Solvating and equilibrating a ligand in a box of water

import time

import mdtraj
import nglview
import numpy
import openmm
import openmm.app
import openmm.unit
from openff.toolkit import ForceField, Molecule, Topology
from openff.units import unit
from rich.pretty import pprint

from openff.interchange import Interchange
from openff.interchange.components._packmol import RHOMBIC_DODECAHEDRON, pack_box
from openff.interchange.interop.openmm import to_openmm_positions

Construct the topology

In this example we’ll construct a topology consisting of one ligand in a rhombic dodecahedral box with 2100 water molecules. We’ll use a mapped SMILES when creating Molecule objects to ensure the atom ordering matches. (Atom ordering is not strictly a part of SMILES and therefore liable to be changed with updates to RDKit.)

This can be extended or modified by i.e.

  • Replacing this sample ligand with a different ligand of interest - substitute out the ligand SMILES

  • Using a different number of water molecules - substitute out the 2100 used below

  • Adding ions or co-solvents into the box - add more Molecule object as desired

ligand = Molecule.from_mapped_smiles(
    "[H:7][C@:6]1([C:13](=[C:11]([C:9](=[O:10])[O:8]1)[O:12][H:19])[O:14][H:20])[C@:3]([H:4])([C:2]([H:16])([H:17])[O:1][H:15])[O:5][H:18]"
)
water = Molecule.from_mapped_smiles("[H:2][O:1][H:3]")

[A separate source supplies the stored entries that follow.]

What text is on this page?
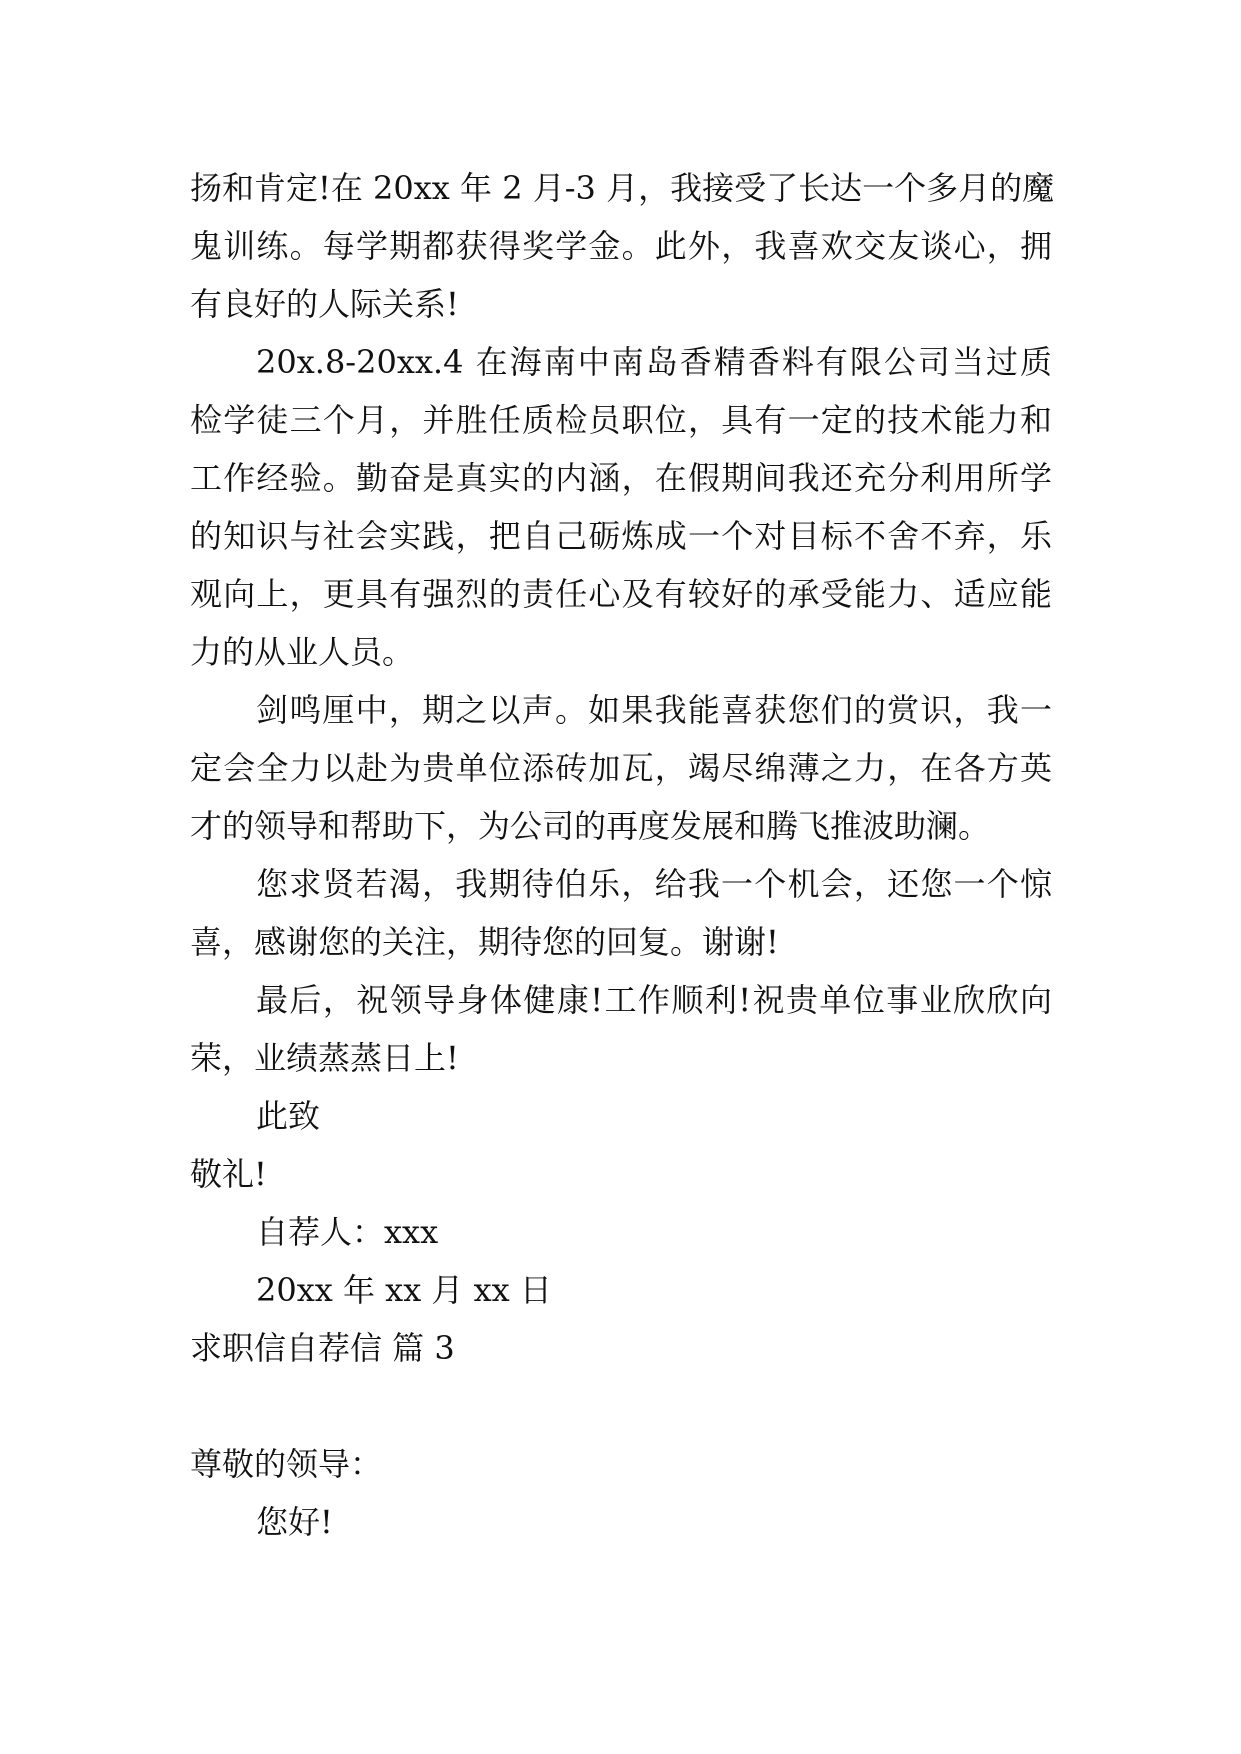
扬和肯定!在 20xx 年 2 月-3 月，我接受了长达一个多月的魔

鬼训练。每学期都获得奖学金。此外，我喜欢交友谈心，拥

有良好的人际关系!

20x.8-20xx.4 在海南中南岛香精香料有限公司当过质

检学徒三个月，并胜任质检员职位，具有一定的技术能力和

工作经验。勤奋是真实的内涵，在假期间我还充分利用所学

的知识与社会实践，把自己砺炼成一个对目标不舍不弃，乐

观向上，更具有强烈的责任心及有较好的承受能力、适应能

力的从业人员。

剑鸣厘中，期之以声。如果我能喜获您们的赏识，我一

定会全力以赴为贵单位添砖加瓦，竭尽绵薄之力，在各方英

才的领导和帮助下，为公司的再度发展和腾飞推波助澜。

您求贤若渴，我期待伯乐，给我一个机会，还您一个惊

喜，感谢您的关注，期待您的回复。谢谢!

最后，祝领导身体健康!工作顺利!祝贵单位事业欣欣向

荣，业绩蒸蒸日上!

此致

敬礼!

自荐人：xxx

20xx 年 xx 月 xx 日

求职信自荐信 篇 3

尊敬的领导：

您好!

There are a few ways to convert the information in this trajectory to an Openff Topology object. Since we already know how many of which molecules we want, we’ll use a PACKMOL wrapper shipped with Interchange. The Topology object returned by pack_box contains the ligand, 1000 copies of water, the box vectors we asked for, and the positions generated by PACKMOL.

topology = pack_box(
    molecules=[ligand, water],
    number_of_copies=[1, 1000],
    box_vectors=3.5 * RHOMBIC_DODECAHEDRON * unit.nanometer,
)
topology.n_molecules, topology.box_vectors, topology.get_positions().shape
(1001,
 array([[3.5       , 0.        , 0.        ],
        [0.        , 3.5       , 0.        ],
        [1.75      , 1.75      , 2.47487373]]) <Unit('nanometer')>,
 (3020, 3))

The “Sage” force field line (version 2.x.x) includes TIP3P parameters for water, so we don’t need to use multiple force fields to parametrize this topology. (One could use a different water model provided they accept the risks of using a different one than the force field was optimized with.)

Note that the “Parsley” (version 1.x.x) line did not include TIP3P parameters, so loading in an extra force field was required.

sage = ForceField("openff-2.0.0.offxml")

From here, we can create an Interchange object, which stores the results of applying the force field to the topology. Since the Topology object contained positions and box vectors, we don’t need to set them again - they’re already set on the Interchange object!

interchange: Interchange = Interchange.from_smirnoff(
    force_field=sage, topology=topology
)
interchange.topology.n_atoms, interchange.box, interchange.positions.shape
(3020,
 array([[3.5       , 0.        , 0.        ],
        [0.        , 3.5       , 0.        ],
        [1.75      , 1.75      , 2.47487373]], dtype='>f8') <Unit('nanometer')>,
 (3020, 3))

Now, we can prepare everything that OpenMM needs to run and report a brief equilibration simulation:

  • A Simulation object containing

    • An openmm.System

    • A topology in OpenMM’s object model (openmm.app.Topology)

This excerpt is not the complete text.